ÊXTASE E AGONIA.

Carlos estava exausto, dia cansativo, as coisas não aconteceram como ele gostaria que fosse, aliás, nos últimos meses, mudanças importantes na gerência do setor onde trabalhava deixou todos com os nervos à flor da pele. Quando pensavam que as novas diretrizes trariam ares diferentes, veio a frustração, os mesmos erros, as mesmas falhas cometidas na gestão anterior. O ciclo vicioso do erro continuava.

No ponto de ônibus, Carlos refletia nos últimos acontecimentos, não era somente as turbulências no trabalho, havia também as tempestades na vida pessoal. Amizade de anos com Joana, colega de trabalho, que sem uma explicação lógica, afinal - não existe lógica no amor - aquela amizade transformou-se no mais sublime e perigoso dos sentimentos. As conversas diárias no refeitório da empresa durante o intervalo do almoço, palavras que tomavam rumos diferentes, não era para ser daquele jeito, a sua razão dizia que não, porém, o coração fez tudo convergir para o caos que é amar. Ele, casado, ela também, nos olhos dele, o mesmo sentimento de desejo, pecado, agonia, êxtase, medo e euforia que também refletia nos dela.

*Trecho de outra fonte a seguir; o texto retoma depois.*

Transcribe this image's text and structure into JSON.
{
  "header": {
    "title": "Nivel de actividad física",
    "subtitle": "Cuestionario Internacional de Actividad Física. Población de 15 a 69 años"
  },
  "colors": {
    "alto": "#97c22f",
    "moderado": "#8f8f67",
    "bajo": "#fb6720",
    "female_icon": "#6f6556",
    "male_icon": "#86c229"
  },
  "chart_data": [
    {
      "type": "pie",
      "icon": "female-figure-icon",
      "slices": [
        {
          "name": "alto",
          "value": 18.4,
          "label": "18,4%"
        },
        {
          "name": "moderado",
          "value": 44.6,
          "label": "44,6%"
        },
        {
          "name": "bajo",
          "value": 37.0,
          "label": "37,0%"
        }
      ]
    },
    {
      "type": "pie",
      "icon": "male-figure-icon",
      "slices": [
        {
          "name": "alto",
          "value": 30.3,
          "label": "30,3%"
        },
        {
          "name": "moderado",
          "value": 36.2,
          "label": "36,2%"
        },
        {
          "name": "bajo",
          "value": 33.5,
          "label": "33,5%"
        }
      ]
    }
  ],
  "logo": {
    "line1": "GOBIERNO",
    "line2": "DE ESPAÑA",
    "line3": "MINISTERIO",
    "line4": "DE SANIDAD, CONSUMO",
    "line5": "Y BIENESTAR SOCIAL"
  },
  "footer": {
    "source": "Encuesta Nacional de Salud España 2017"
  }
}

Mais uma tarde, mais um dia de trabalho, faltava as palavras certas nas trocas de olhares… Carlos queria os lábios de Joana, o cheiro dela, o toque ardente, a pele em chamas, 'talvez um sim', 'talvez um não', 'o que seria se o convite fosse feito', pensava ele. Ao mesmo tempo que o desejo queimava no coração, a sua covardia incinerava a sua alma. Dias e noites, pensamentos intensos, sonhos, a mensagem apagada no celular. O desespero de não fazer nada quando se quer tudo, a agonia de disfarçar para inocente esposa os seus gritos de amor alheio. Havia momentos em sua solidão em que ele se colocava todo decidido, faria isso, falaria aquilo, custasse o que custasse. Mas, bastava o perfume de Joana, a presença, o olhar feiticeiro para roubar-lhe toda audácia, e novamente Carlos, como em todos os outros dias, era apenas sorrisos, desejos e medos. O amor estava ali, do lado de fora, como uma paisagem que se vislumbra da janela do veículo sem nunca poder tocar.

Carlos estava exausto, entrou no ônibus, procurou inutilmente lugar para sentar-se. De pé, equilibrava todo o seu cansaço. O ônibus saiu devagar, trânsito carregado, do lado de fora, na calçada, Joana acenava para ele, que, sem jeito, retribuiu o aceno. Era a face do amor dando adeus ao desespero. Só mais um dia, mais uma palavra e tudo estaria consumado. Enquanto o coração gritava pela danação do pecado, sua alma revelava-se covarde demais para fazê-lo.